Saturday, 31 October 2015

Sonnet 116 by William Shakespare

Sonnet 116                                                                                       William Shakespeare

William Shakespeare, the greatest English poet and dramatist was born at Stratford-upon-Avon in England. He has written 36 plays and 154 sonnets in his short span of life. This sonnet is about true love. A sonnet is a poem of fourteen lines in rigid metrical pattern and rhyme scheme. The poet uses a metaphor – a beacon or guiding star to bring out the nature of ‘true love’.
The poet says that he does not wish to put obstacles to the marriage of true lovers. True love is always unchangeable and un-removable. It is an ever-fixed mark. If one loves another, and the love is genuine, no one can destroy their love for each other. The poet compares true love to a light house giving light to the mariners at sea in ancient times. Similarly in every human life which is a voyage in the violent sea of the world, love acts as the beacon or guiding star giving happiness and purpose of life. True love is so precious that one cannot calculate its value. Again true love is ever lasting. It is not a fool of Time which destroys every thing in the world.
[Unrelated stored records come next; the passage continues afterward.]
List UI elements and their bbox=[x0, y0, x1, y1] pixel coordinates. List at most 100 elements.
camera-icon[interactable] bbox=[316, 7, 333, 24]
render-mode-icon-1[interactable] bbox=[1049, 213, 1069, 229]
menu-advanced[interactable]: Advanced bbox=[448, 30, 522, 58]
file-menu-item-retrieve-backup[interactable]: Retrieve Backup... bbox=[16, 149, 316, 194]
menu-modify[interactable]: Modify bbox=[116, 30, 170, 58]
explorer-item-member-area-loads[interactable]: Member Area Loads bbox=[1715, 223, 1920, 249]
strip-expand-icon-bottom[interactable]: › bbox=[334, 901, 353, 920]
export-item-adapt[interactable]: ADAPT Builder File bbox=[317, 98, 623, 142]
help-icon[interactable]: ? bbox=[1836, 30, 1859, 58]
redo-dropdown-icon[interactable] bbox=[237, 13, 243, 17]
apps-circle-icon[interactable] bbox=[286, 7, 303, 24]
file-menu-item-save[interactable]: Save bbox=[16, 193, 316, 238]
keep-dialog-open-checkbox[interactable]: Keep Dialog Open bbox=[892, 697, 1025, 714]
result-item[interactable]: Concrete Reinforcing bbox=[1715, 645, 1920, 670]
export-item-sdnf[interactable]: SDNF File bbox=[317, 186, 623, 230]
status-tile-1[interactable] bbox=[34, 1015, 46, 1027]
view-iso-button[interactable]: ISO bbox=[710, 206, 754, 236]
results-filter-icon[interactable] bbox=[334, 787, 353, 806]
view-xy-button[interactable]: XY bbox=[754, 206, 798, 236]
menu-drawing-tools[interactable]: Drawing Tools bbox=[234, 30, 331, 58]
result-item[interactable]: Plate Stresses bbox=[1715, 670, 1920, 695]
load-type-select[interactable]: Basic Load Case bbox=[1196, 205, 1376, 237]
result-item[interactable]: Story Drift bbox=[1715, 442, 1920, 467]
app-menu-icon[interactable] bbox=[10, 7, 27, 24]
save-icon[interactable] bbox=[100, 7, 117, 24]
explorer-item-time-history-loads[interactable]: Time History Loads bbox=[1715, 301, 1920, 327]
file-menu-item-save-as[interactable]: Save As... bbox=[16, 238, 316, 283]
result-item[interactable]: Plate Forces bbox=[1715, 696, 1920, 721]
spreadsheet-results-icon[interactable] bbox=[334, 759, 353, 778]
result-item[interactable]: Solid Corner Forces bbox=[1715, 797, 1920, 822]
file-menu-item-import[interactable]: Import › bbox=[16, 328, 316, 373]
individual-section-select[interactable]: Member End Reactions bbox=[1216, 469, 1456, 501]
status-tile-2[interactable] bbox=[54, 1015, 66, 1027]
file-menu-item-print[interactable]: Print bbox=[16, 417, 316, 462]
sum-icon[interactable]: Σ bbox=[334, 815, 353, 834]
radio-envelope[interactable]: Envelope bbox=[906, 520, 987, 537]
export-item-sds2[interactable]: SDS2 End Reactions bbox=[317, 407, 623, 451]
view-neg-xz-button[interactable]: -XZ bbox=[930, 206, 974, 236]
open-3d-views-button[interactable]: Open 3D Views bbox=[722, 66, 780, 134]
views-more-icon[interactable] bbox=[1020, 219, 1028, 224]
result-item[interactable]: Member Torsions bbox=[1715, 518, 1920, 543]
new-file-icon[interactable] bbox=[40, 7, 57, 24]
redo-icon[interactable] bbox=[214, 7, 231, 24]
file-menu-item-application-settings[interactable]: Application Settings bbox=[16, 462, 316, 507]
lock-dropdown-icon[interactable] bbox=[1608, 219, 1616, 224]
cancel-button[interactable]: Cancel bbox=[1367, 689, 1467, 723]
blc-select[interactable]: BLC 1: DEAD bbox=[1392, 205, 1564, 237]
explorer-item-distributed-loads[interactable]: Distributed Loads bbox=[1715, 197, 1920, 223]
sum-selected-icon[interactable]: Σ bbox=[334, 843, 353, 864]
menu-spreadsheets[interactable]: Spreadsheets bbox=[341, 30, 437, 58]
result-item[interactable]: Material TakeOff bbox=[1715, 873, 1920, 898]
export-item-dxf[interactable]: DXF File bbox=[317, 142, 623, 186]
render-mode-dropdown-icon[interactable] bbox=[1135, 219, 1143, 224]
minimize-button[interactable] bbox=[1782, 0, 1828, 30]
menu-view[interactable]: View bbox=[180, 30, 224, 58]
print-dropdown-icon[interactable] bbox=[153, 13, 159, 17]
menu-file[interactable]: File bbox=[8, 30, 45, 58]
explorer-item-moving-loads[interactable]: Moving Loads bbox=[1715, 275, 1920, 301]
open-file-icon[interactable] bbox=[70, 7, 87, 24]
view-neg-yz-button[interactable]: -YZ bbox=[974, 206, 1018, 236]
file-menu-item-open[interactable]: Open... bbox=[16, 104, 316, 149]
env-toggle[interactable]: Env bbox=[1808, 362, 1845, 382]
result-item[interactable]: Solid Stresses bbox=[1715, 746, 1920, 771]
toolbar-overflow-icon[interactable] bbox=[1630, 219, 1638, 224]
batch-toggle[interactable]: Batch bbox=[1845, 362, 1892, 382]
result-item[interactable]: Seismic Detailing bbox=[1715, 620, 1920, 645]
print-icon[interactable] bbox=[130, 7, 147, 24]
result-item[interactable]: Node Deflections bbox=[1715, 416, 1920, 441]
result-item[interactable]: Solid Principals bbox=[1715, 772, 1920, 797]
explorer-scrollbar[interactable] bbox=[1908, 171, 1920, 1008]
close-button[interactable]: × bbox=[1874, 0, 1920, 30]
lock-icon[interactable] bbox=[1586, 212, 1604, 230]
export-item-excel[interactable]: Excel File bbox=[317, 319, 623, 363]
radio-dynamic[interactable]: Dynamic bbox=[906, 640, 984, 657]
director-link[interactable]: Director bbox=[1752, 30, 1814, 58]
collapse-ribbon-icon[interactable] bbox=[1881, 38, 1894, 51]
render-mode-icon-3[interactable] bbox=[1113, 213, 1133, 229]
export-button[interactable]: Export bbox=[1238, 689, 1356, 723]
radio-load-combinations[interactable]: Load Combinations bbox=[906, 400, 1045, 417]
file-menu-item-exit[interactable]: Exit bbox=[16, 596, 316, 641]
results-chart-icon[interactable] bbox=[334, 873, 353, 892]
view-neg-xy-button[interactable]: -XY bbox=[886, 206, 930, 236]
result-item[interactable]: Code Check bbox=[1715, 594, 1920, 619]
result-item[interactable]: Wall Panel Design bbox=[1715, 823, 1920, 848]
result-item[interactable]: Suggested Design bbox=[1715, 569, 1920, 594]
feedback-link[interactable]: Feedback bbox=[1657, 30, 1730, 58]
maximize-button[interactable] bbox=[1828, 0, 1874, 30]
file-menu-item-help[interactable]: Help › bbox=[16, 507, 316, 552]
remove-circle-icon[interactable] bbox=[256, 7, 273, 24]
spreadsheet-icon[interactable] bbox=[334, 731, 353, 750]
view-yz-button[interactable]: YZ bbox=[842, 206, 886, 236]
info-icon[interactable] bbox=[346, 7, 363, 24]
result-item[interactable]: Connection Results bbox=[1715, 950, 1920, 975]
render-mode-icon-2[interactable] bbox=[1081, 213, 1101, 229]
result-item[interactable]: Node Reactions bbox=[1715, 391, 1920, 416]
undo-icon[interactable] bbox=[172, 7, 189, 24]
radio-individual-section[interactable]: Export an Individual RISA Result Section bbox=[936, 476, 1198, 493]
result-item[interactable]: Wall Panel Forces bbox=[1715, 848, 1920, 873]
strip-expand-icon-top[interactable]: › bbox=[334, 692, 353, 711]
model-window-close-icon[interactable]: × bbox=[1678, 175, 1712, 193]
Time is personified as a destroyer with a sickle in his hand and he makes ugly and old the beautiful rosy lipped girls and handsome young boys and finally they are all killed by Time. But time cannot destroy true and it lasts till the end of the world.

In the end of the sonnet Shakespeare declares that if any one disproves his statement of true love, he will stop writing and he can say that one man has ever loved.